The study found that under the Institute of Medicine guidelines, 10.3 percent of children ages 6 to 18 are at risk of inadequate or deficient vitamin D levels. (This translates to an estimated 5.5 million children.)
By comparison, a 2009 study in the journal Pediatrics, which defined sufficient vitamin D levels as greater than 30 ng/mL, found that an estimated 70 percent of people ages 1 to 21 had deficient or insufficient vitamin D levels.
Under previous guidelines, millions of children who had vitamin D levels between 20 and 30 ng/mL would have needed supplementation. Under the Institute of Medicine guidelines, children in this range no longer need to take vitamin D supplements.
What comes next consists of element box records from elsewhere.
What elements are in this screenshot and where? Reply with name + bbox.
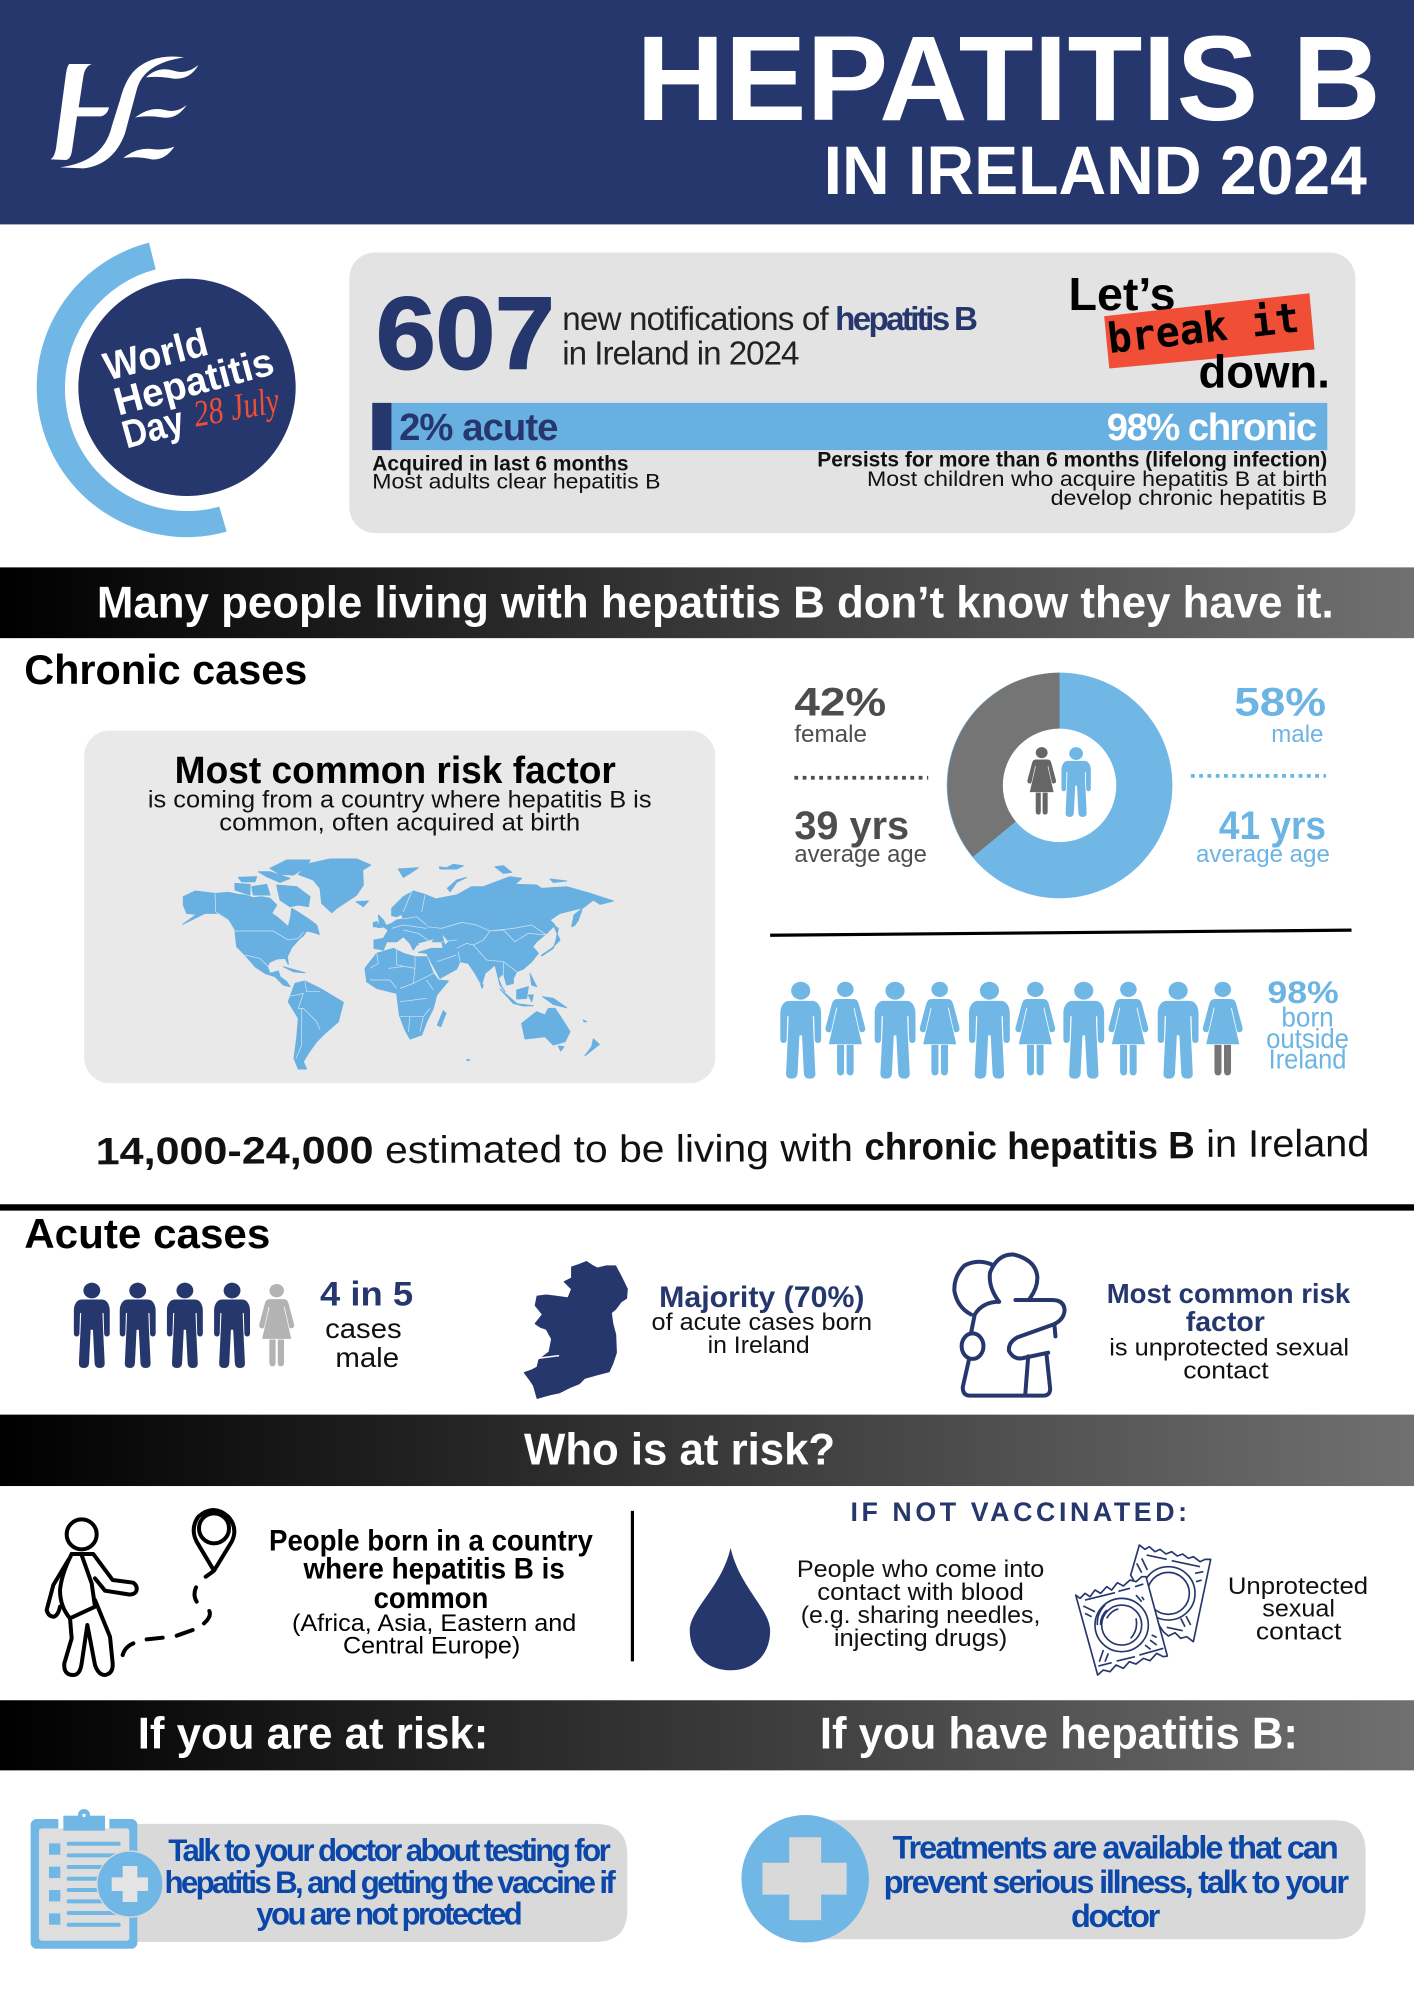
panel: notifications xyxy=(349,252,1355,533)
banner: many people xyxy=(0,567,1414,638)
bar: acute vs chronic xyxy=(372,403,1327,450)
text: testing advice xyxy=(164,1833,616,1932)
banner: who is at risk xyxy=(0,1415,1414,1486)
text: people born in a country: common xyxy=(374,1582,488,1615)
header banner xyxy=(0,0,1414,224)
text: contact with blood xyxy=(797,1556,1044,1652)
text: contact with blood: (e.g. sharing needles, xyxy=(801,1602,1040,1629)
stat: male: average age xyxy=(1196,841,1330,868)
big number 607: 607 xyxy=(376,276,555,390)
risk text: is coming from a country where hepatitis B is xyxy=(148,787,652,813)
icon: clipboard xyxy=(31,1809,163,1949)
acute description: Most adults clear hepatitis B xyxy=(372,470,660,493)
stat: male: 41 yrs xyxy=(1219,804,1326,848)
text: unprotected sexual contact: Unprotected xyxy=(1228,1573,1368,1600)
text: risk factor sexual contact: contact xyxy=(1183,1357,1269,1384)
badge: World Hepatitis Day: 28 July xyxy=(190,380,283,436)
subtitle: IN IRELAND 2024 xyxy=(824,132,1367,209)
stat: 98% born outside Ireland xyxy=(1266,974,1349,1074)
text: risk factor sexual contact: is unprotected sexual xyxy=(1109,1334,1349,1361)
heading: acute cases: Acute cases xyxy=(24,1210,270,1257)
icon: HSE logo xyxy=(51,57,198,168)
text: risk factor sexual contact: Most common risk xyxy=(1107,1278,1351,1309)
acute description: Acquired in last 6 months xyxy=(372,452,629,475)
pictogram: born outside Ireland xyxy=(780,982,1243,1079)
stat: female xyxy=(794,680,928,868)
notifications text: in Ireland in 2024 xyxy=(562,336,799,373)
chronic description: Persists for more than 6 months (lifelong infection) xyxy=(817,449,1327,472)
callout: treatments available xyxy=(741,1815,1366,1942)
text: risk factor sexual contact: factor xyxy=(1186,1306,1265,1337)
text: treatment advice xyxy=(884,1829,1349,1934)
pictogram: 4 in 5 male xyxy=(74,1283,294,1368)
badge: World Hepatitis Day: Day xyxy=(117,398,189,457)
estimate sentence: chronic hepatitis B xyxy=(864,1124,1195,1169)
estimate sentence: estimated to be living with xyxy=(385,1127,853,1172)
stat: 98% born outside Ireland: outside xyxy=(1266,1023,1349,1054)
risk text xyxy=(148,787,652,836)
chronic description xyxy=(817,449,1327,510)
estimate sentence xyxy=(96,1122,1369,1173)
stat: 4 in 5 xyxy=(320,1276,413,1373)
text: testing advice: Talk to your doctor about testing for xyxy=(168,1833,611,1868)
stat: 98% born outside Ireland: born xyxy=(1281,1001,1334,1032)
notifications text: new notifications of xyxy=(562,301,830,338)
text: treatment advice: Treatments are available that can xyxy=(893,1829,1339,1865)
risk text: common, often acquired at birth xyxy=(219,810,580,836)
text: unprotected sexual contact: sexual xyxy=(1262,1596,1335,1623)
text: testing advice: you are not protected xyxy=(256,1897,523,1932)
notifications text xyxy=(562,301,978,373)
badge: World Hepatitis Day: World xyxy=(99,320,213,389)
text: people born in a country: People born in a country xyxy=(269,1524,594,1557)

The Institute of Medicine's new vitamin D guidelines are based on nearly 1,000 published studies and testimony from scientists and other experts. The IOM found that vitamin D is essential to avoid poor bone health, such as rickets. But there have been conflicting and mixed results in studies on whether vitamin D can also protect against cancer, heart disease, autoimmune diseases and diabetes. Moreover, excessive vitamin D can damage the kidneys and heart, the IOM found.